25. Ne-Yo — The Year of the Gentleman
All R&B cats pander. If Ne-Yo’s more shameless than most, his compulsive flattery pays aesthetic dividends: The more precisely he describes the targets of his adoration, the sharper his songwriting. On “Miss Independent,” a professional lady’s ability to pay her bills on time gets him hot, while “Single” goes all to all the gals whose boring-ass men wouldn’t come out to the club. And “Why Does She Stay” is so heartfelt a profession of unworthiness you might even forget to ask why he doesn’t just shut up and do the damn dishes already. Just when the pedestal-propping gets too much, “Mad” enters into an argument with an actual, un-idealized woman.
24. Nas — Untitled
His beats aren’t always the freshest, but they’re effective musical settings for a 35-year-old singer/songwriter adapting that lyric-first style to hip-hop rather than folk/rock. (They’re more focused than the music on the over-hyped DJ Green Lantern Presents: The Nigger Tape too). Whether calling out O’Reilly and company, admitting that “Fried Chicken” is killing him, or contradicting Pac about whether America is indeed ready for a “Black President,” Nas grapples with world events as he perceives them, and despite a paranoid rebel’s tendency to credit mysterious cabals and extraterrestrial intervention, Nas’s missteps show more heart than most of his peers’ great leaps forward. Sure, his politics can be confused, if not outright foolish. But they’re never doctrinaire. Also, he has politics.

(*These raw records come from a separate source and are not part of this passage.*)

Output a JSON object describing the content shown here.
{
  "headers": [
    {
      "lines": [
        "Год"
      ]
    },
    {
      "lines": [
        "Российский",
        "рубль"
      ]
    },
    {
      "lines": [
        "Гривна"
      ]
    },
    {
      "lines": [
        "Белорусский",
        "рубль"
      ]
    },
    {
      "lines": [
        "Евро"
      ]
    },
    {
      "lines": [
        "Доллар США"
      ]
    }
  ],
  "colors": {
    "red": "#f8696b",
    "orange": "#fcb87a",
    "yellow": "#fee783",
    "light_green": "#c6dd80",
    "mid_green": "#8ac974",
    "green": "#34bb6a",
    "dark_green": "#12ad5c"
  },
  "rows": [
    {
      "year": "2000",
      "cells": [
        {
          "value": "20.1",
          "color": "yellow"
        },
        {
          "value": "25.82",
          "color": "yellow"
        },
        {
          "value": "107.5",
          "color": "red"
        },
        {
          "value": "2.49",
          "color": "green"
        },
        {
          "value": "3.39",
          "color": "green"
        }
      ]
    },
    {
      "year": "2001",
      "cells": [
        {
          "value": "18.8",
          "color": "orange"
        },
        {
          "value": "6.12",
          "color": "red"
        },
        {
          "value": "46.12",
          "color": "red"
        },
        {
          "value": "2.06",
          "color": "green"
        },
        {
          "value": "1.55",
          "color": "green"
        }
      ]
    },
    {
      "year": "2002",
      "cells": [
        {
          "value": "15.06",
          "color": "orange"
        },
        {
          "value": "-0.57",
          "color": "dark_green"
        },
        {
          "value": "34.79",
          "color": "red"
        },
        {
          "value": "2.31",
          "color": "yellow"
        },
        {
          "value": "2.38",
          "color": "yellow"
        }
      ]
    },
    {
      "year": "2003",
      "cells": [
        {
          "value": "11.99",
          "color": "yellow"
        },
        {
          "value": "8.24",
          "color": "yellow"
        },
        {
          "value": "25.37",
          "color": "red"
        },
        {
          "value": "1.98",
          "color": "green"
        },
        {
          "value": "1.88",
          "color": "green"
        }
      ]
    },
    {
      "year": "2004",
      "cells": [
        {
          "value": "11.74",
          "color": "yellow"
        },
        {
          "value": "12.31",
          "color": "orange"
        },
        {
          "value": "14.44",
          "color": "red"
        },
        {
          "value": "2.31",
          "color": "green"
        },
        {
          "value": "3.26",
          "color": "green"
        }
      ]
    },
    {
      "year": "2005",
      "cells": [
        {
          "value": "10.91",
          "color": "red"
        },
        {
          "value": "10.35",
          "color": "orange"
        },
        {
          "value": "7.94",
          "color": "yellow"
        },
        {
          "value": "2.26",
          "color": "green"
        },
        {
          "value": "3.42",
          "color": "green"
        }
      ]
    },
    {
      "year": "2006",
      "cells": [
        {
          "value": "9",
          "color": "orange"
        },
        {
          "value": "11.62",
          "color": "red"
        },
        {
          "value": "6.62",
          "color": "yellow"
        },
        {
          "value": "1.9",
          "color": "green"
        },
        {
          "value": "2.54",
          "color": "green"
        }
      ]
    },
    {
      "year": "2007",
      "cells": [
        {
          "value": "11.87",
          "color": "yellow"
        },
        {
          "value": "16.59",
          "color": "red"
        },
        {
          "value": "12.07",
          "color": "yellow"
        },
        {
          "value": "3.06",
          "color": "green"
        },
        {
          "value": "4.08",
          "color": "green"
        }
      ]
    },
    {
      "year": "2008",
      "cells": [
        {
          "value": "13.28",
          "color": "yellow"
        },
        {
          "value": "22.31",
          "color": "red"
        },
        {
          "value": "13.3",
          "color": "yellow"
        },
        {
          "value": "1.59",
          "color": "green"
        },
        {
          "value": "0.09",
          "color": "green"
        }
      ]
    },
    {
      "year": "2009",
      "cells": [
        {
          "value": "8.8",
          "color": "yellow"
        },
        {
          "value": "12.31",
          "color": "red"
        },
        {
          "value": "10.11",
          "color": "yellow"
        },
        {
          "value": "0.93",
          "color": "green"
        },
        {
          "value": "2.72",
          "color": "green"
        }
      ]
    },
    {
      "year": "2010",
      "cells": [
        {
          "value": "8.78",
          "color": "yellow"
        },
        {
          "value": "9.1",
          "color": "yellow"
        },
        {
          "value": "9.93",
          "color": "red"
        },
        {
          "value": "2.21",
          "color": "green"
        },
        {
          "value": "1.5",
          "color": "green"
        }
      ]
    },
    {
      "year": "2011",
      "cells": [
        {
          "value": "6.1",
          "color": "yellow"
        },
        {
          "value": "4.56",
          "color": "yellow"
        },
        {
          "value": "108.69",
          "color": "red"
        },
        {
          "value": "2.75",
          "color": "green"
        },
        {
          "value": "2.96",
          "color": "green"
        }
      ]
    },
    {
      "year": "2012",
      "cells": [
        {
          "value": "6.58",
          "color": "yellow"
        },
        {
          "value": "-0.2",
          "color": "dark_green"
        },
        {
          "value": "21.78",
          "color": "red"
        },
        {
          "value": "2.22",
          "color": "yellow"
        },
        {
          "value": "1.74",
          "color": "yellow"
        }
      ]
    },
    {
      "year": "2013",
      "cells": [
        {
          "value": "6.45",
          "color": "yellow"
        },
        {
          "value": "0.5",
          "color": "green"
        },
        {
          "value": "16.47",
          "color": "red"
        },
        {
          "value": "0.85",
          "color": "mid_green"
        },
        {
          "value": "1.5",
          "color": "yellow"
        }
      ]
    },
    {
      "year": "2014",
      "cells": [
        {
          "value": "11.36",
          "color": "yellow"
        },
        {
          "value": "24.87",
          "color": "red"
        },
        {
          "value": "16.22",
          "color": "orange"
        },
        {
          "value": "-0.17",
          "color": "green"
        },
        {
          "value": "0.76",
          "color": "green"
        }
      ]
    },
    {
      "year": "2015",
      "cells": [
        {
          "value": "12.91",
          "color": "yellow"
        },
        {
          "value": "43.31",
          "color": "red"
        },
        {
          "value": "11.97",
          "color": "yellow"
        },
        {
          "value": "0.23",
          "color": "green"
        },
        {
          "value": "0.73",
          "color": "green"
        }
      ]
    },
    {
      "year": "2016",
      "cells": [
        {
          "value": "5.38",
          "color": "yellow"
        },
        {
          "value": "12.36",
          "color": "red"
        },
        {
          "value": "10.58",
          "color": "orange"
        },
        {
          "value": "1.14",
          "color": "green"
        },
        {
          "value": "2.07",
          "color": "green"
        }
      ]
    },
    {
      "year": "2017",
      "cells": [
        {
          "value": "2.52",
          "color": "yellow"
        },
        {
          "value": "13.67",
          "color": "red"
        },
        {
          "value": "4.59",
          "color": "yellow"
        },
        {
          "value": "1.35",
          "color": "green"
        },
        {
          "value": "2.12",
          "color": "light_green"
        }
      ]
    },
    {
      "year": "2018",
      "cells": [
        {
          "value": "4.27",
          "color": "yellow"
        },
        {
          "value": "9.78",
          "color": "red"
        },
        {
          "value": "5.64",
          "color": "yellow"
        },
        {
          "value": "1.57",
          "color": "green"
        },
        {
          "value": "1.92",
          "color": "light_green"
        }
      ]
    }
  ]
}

23. Titus Andronicus — The Airing of Grievances
Any band that follows “No Future Part One” with “No Future Part Two: The Days After No Future” knows how to play punk nihilism for laughs. Patrick Stickles blurts callow, often funny questions about God, parents, love and mortality as a grand phalanx of four (or more) guitars chases him through compositions sprawling enough to allow room for a fancy hammer-on mid-section and a harmonica-wheezing intro that totally rips off Springsteen’s “The Promised Land.” And “Titus Andronicus” encapsulates their worst fears. Prior to a singalong chorus of “Your life is over,” they list off the creature comforts death denies you: no more cigarettes, sex, drunkenness, and — what? “No more indie rock!”? Jeez, these guys aren’t kidding around.
22. Toumast — Ishumar
Tuareg desert blues was the decade’s most reliable motherlode of newly recorded Afropop. Thriving on nuance rather than novelty, favoring group creation over star power, the circular guitars and trancey call-and-response flirted with all-sounds-the-same. But if practically any Tinariwen, Tartit, or Erin Finatawa disc you happened upon would expose you to this music’s essential pleasures, Ishumar does likewise while sounding ever-so-slightly less all-the-same than the rest. Between the distinctive guitar licks of Moussa Ag Keyna and carefully arranged touches of French producer Dan Levy, you can almost pretend this is pop music.
21. Santogold — Santogold
It says less about the singer than the times that Santi White struck some as an oddball pop revolutionary. With help from old M.I.A. hands Switch and Diplo, Santogold (later, for legal reasons, Santigold) and musical partner John Hill sublimate the professional frustrations of an industry malcontent into a defiant posture of individual creativity, providing just enough context for their neo-new-wave. Ingenious vocal affectations temper tuneful abrasion, and angular electrobeats dare you to mistake ’em for R&B. That Santogold’s hits came to nest so comfortably within TV commercials says even more about the times–at the very least, that “oddball pop revolutionary” is an under-marketed brand.